Abstract. The study investigates the influence of weather on people with acute cardiovascular
syndromes (ACS) in Bucharest, Romania, using daily records from October 2011 until December
2012. The highest number of cases with ACS occurred in February 2012, which was an abnormally
cold month. Data aggregated at weekly scale show no significant correlations between the total
number of ACS and the meteorological variables. However, after classifying the medical data into
subgroups, we found statistically significant positive correlations (p < 0.05) between the number of
female patients diagnosed with unstable angina and the Temperature-Humidity Index, as well as with
air temperature.
Key words: meteorological conditions; air temperature; thermal comfort; urban environment; acute
coronary syndromes; extreme weather.

                                    1. INTRODUCTION

      The study of the weather effects on human comfort is essential for assessing
the impacts of climate variability and change on the human heath, especially in
urban environments.

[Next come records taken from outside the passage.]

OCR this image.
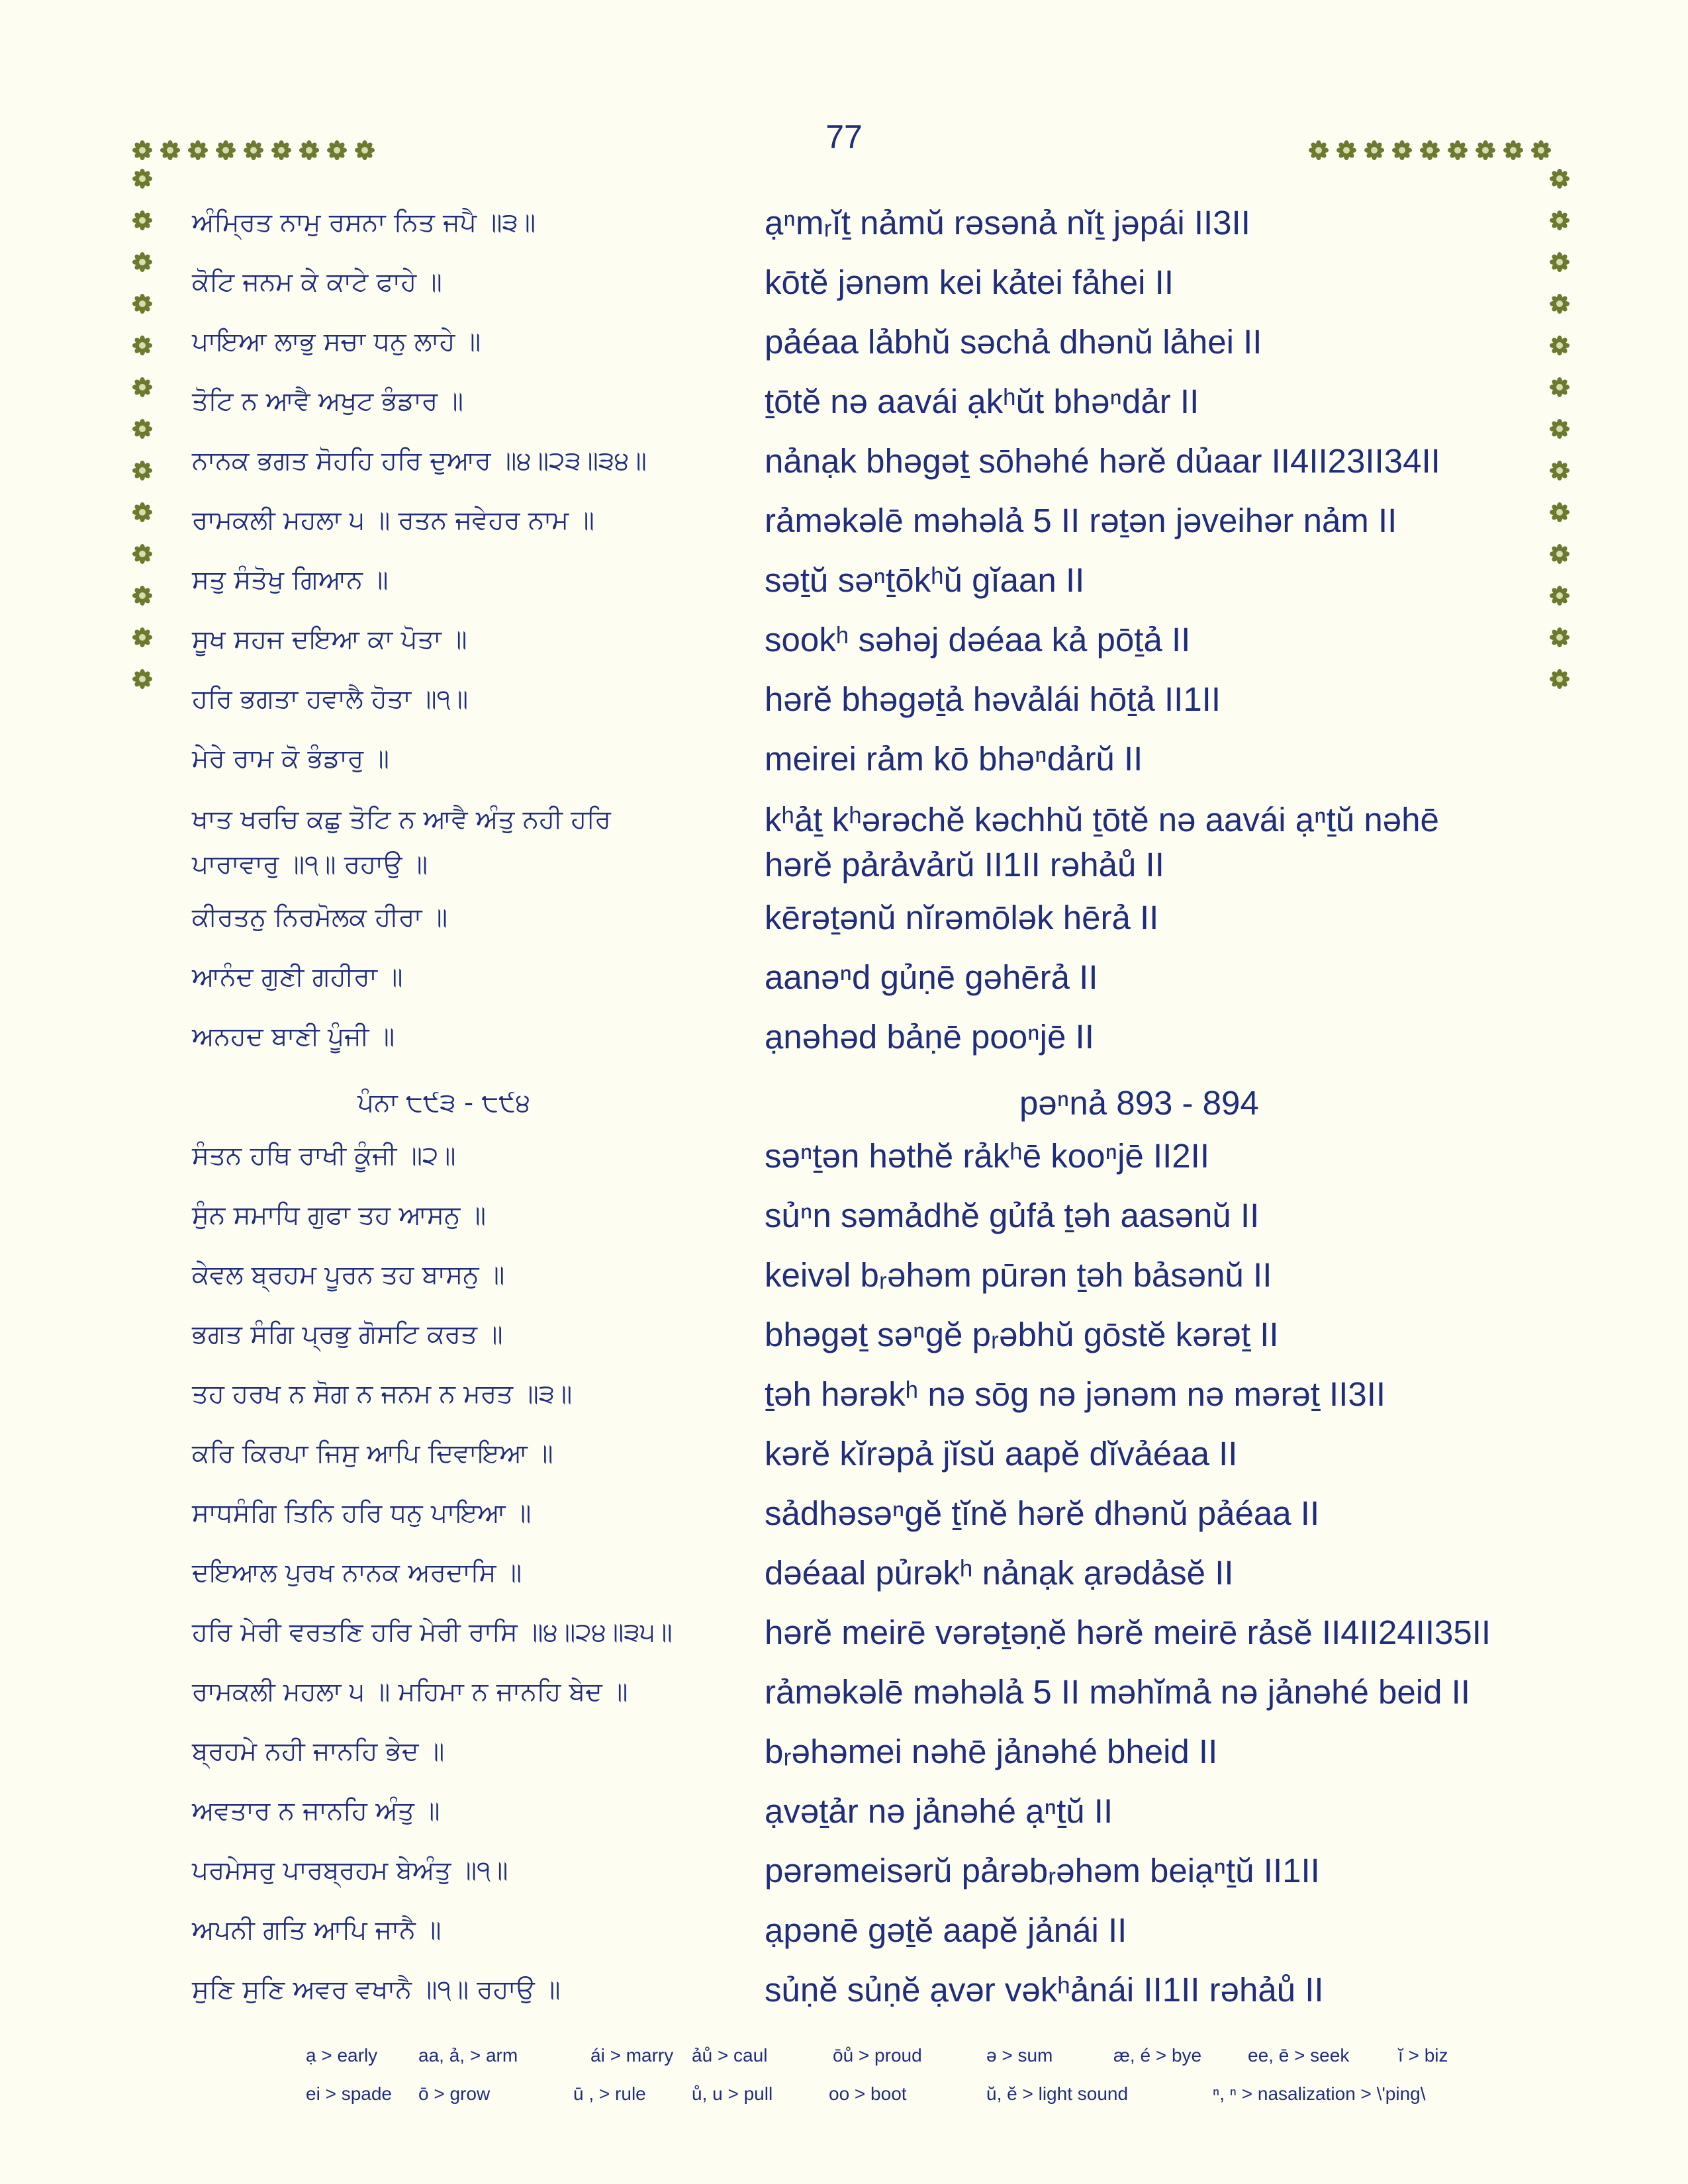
77
ਅੰਮ੍ਰਿਤ ਨਾਮੁ ਰਸਨਾ ਨਿਤ ਜਪੈ ॥੩॥	ạⁿmᵣĭṯ nảmŭ rəsənả nĭṯ jəpái II3II
ਕੋਟਿ ਜਨਮ ਕੇ ਕਾਟੇ ਫਾਹੇ ॥	kōtĕ jənəm kei kảtei fảhei II
ਪਾਇਆ ਲਾਭੁ ਸਚਾ ਧਨੁ ਲਾਹੇ ॥	pảéaa lảbhŭ səchả dhənŭ lảhei II
ਤੋਟਿ ਨ ਆਵੈ ਅਖੁਟ ਭੰਡਾਰ ॥	ṯōtĕ nə aavái ạkʰŭt bhəⁿdảr II
ਨਾਨਕ ਭਗਤ ਸੋਹਹਿ ਹਰਿ ਦੁਆਰ ॥੪॥੨੩॥੩੪॥	nảnạk bhəgəṯ sōhəhé hərĕ dủaar II4II23II34II
ਰਾਮਕਲੀ ਮਹਲਾ ੫ ॥ ਰਤਨ ਜਵੇਹਰ ਨਾਮ ॥	rảməkəlē məhəlả 5 II rəṯən jəveihər nảm II
ਸਤੁ ਸੰਤੋਖੁ ਗਿਆਨ ॥	səṯŭ səⁿṯōkʰŭ gĭaan II
ਸੂਖ ਸਹਜ ਦਇਆ ਕਾ ਪੋਤਾ ॥	sookʰ səhəj dəéaa kả pōṯả II
ਹਰਿ ਭਗਤਾ ਹਵਾਲੈ ਹੋਤਾ ॥੧॥	hərĕ bhəgəṯả həvảlái hōṯả II1II
ਮੇਰੇ ਰਾਮ ਕੋ ਭੰਡਾਰੁ ॥	meirei rảm kō bhəⁿdảrŭ II
ਖਾਤ ਖਰਚਿ ਕਛੁ ਤੋਟਿ ਨ ਆਵੈ ਅੰਤੁ ਨਹੀ ਹਰਿ	kʰảṯ kʰərəchĕ kəchhŭ ṯōtĕ nə aavái ạⁿṯŭ nəhē
ਪਾਰਾਵਾਰੁ ॥੧॥ ਰਹਾਉ ॥	hərĕ pảrảvảrŭ II1II rəhảů II
ਕੀਰਤਨੁ ਨਿਰਮੋਲਕ ਹੀਰਾ ॥	kērəṯənŭ nĭrəmōlək hērả II
ਆਨੰਦ ਗੁਣੀ ਗਹੀਰਾ ॥	aanəⁿd gủṇē gəhērả II
ਅਨਹਦ ਬਾਣੀ ਪੂੰਜੀ ॥	ạnəhəd bảṇē pooⁿjē II
ਪੰਨਾ ੮੯੩ - ੮੯੪	pəⁿnả 893 - 894
ਸੰਤਨ ਹਥਿ ਰਾਖੀ ਕੂੰਜੀ ॥੨॥	səⁿṯən həthĕ rảkʰē kooⁿjē II2II
ਸੁੰਨ ਸਮਾਧਿ ਗੁਫਾ ਤਹ ਆਸਨੁ ॥	sủⁿn səmảdhĕ gủfả ṯəh aasənŭ II
ਕੇਵਲ ਬ੍ਰਹਮ ਪੂਰਨ ਤਹ ਬਾਸਨੁ ॥	keivəl bᵣəhəm pūrən ṯəh bảsənŭ II
ਭਗਤ ਸੰਗਿ ਪ੍ਰਭੁ ਗੋਸਟਿ ਕਰਤ ॥	bhəgəṯ səⁿgĕ pᵣəbhŭ gōstĕ kərəṯ II
ਤਹ ਹਰਖ ਨ ਸੋਗ ਨ ਜਨਮ ਨ ਮਰਤ ॥੩॥	ṯəh hərəkʰ nə sōg nə jənəm nə mərəṯ II3II
ਕਰਿ ਕਿਰਪਾ ਜਿਸੁ ਆਪਿ ਦਿਵਾਇਆ ॥	kərĕ kĭrəpả jĭsŭ aapĕ dĭvảéaa II
ਸਾਧਸੰਗਿ ਤਿਨਿ ਹਰਿ ਧਨੁ ਪਾਇਆ ॥	sảdhəsəⁿgĕ ṯĭnĕ hərĕ dhənŭ pảéaa II
ਦਇਆਲ ਪੁਰਖ ਨਾਨਕ ਅਰਦਾਸਿ ॥	dəéaal pủrəkʰ nảnạk ạrədảsĕ II
ਹਰਿ ਮੇਰੀ ਵਰਤਣਿ ਹਰਿ ਮੇਰੀ ਰਾਸਿ ॥੪॥੨੪॥੩੫॥	hərĕ meirē vərəṯəṇĕ hərĕ meirē rảsĕ II4II24II35II
ਰਾਮਕਲੀ ਮਹਲਾ ੫ ॥ ਮਹਿਮਾ ਨ ਜਾਨਹਿ ਬੇਦ ॥	rảməkəlē məhəlả 5 II məhĭmả nə jảnəhé beid II
ਬ੍ਰਹਮੇ ਨਹੀ ਜਾਨਹਿ ਭੇਦ ॥	bᵣəhəmei nəhē jảnəhé bheid II
ਅਵਤਾਰ ਨ ਜਾਨਹਿ ਅੰਤੁ ॥	ạvəṯảr nə jảnəhé ạⁿṯŭ II
ਪਰਮੇਸਰੁ ਪਾਰਬ੍ਰਹਮ ਬੇਅੰਤੁ ॥੧॥	pərəmeisərŭ pảrəbᵣəhəm beiạⁿṯŭ II1II
ਅਪਨੀ ਗਤਿ ਆਪਿ ਜਾਨੈ ॥	ạpənē gəṯĕ aapĕ jảnái II
ਸੁਣਿ ਸੁਣਿ ਅਵਰ ਵਖਾਨੈ ॥੧॥ ਰਹਾਉ ॥	sủṇĕ sủṇĕ ạvər vəkʰảnái II1II rəhảů II
ạ > early aa, ả, > arm	ái > marry ảů > caul	ōů > proud	ə > sum	æ, é > bye ee, ē > seek	ĭ > biz
ei > spade ō > grow	ū , > rule ů, u > pull	oo > boot	ŭ, ĕ > light sound	ⁿ, ⁿ > nasalization > \'ping\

Acute coronary syndrome (ACS) is one of the leading causes
of early death and disease burden worldwide [1]. ACS comprises a spectrum of
clinical conditions characterized by sudden onset of critical myocardial ischemia or
necrosis, namely unstable angina (UA), non–ST-segment elevation myocardial
infarction (NSTEMI), and ST-segment elevation myocardial infarction (STEMI)
INFLUENCE OF METEOROLOGICAL VARIABLES ON PEOPLE WITH CARDIOVASCULAR DISEASES IN BUCHAREST, ROMANIA (2011-2012)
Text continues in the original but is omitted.